Accuracy vs. Precision - what's the difference and why they matter?

Published by

Joshua Spires

on

March 21, 2025

Accuracy and precision are often confused in drone surveying, regardless of the payload being used, such as RGB cameras or LiDAR sensors.

Let’s break down what each term means and why they matter.

What is accuracy?

Accuracy refers to how closely the capture data matches known real-world coordinates. In other words, it tells you if your data lines up with the actual position of things on-site.

There are two types:

  • Absolute accuracy - How well your data matches known ground control or GNSS coordinates. It’s about real-world alignment.
  • Relative accuracy - How well objects in your dataset align with each other. Your data might be consistent within itself, even if it’s not perfectly tied to real-world coordinates.

What is precision?

Precision is all about repeatability, how consistent your data is across multiple captures. Even if your dataset isn’t perfectly accurate, if it captures the same thing the same way each time, it's considered precise. This matters when you're surveying the same area repeatedly and need to compare data over time.

A top down (2D) view of a stockpile.

Why do they matter?

Accuracy and precision influence how confident you can be in your data, and the decisions based on it.

  • Accuracy ensures your maps, measurements, and models reflect the real world.
  • Precision ensures you can compare data across different surveys and still trust the results.

Example: Measuring a Stockpile

Let’s say you’re using a drone to capture the size and location of a stockpile on your site.
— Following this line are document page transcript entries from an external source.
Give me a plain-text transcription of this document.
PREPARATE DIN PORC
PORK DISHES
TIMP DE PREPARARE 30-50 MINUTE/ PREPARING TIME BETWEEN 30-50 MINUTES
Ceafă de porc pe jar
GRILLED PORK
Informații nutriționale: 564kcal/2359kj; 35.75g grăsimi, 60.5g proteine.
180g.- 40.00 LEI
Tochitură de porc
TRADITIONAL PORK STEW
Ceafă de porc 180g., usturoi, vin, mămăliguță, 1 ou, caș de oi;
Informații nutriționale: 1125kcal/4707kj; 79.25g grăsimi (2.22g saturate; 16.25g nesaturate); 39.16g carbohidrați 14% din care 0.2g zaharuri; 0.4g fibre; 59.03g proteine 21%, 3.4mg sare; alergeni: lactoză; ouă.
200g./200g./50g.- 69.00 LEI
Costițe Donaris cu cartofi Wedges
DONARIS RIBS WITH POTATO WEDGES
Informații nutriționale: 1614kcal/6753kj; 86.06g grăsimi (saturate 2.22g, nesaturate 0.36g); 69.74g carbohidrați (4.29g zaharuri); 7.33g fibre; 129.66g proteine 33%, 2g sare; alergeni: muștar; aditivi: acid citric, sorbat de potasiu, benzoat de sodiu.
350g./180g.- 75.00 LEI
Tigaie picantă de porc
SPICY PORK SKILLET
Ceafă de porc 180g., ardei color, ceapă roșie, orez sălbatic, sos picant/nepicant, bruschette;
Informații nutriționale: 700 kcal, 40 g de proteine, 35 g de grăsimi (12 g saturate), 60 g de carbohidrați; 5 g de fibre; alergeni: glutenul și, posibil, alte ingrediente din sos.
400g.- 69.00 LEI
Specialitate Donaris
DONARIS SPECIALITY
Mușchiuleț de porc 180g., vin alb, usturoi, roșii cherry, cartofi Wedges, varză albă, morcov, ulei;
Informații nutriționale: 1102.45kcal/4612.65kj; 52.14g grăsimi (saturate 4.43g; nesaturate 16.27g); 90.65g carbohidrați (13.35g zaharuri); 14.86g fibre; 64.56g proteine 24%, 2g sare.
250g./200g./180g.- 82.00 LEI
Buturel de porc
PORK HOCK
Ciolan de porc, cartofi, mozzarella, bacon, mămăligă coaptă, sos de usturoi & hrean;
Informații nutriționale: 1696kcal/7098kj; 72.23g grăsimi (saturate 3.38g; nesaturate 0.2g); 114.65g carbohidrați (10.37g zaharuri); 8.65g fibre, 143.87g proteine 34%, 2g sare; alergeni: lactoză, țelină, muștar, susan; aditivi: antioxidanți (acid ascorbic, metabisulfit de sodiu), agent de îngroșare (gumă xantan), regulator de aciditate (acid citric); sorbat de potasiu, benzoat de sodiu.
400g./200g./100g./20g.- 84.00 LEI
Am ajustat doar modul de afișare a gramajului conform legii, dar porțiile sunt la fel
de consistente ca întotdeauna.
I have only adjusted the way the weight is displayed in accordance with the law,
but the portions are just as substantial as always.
  • If your data is accurate, the stockpile in your model aligns perfectly with its actual location on the site, every edge, corner, and volume reading matches the real-world coordinates.
  • If your data is precise, repeated flights over the stockpile produce consistent results, the stockpile shows up in the same place, with the same shape and size, every time.

Here’s where it gets interesting:

  • A dataset can be precise but not accurate, meaning the stockpile appears consistently, but in the wrong spot.
  • Or accurate but not precise, meaning it aligns with the real world, but changes slightly with each capture.

The goal is to achieve both, high accuracy and high precision, so you can reliably track changes, report volumes, and make confident operational decisions.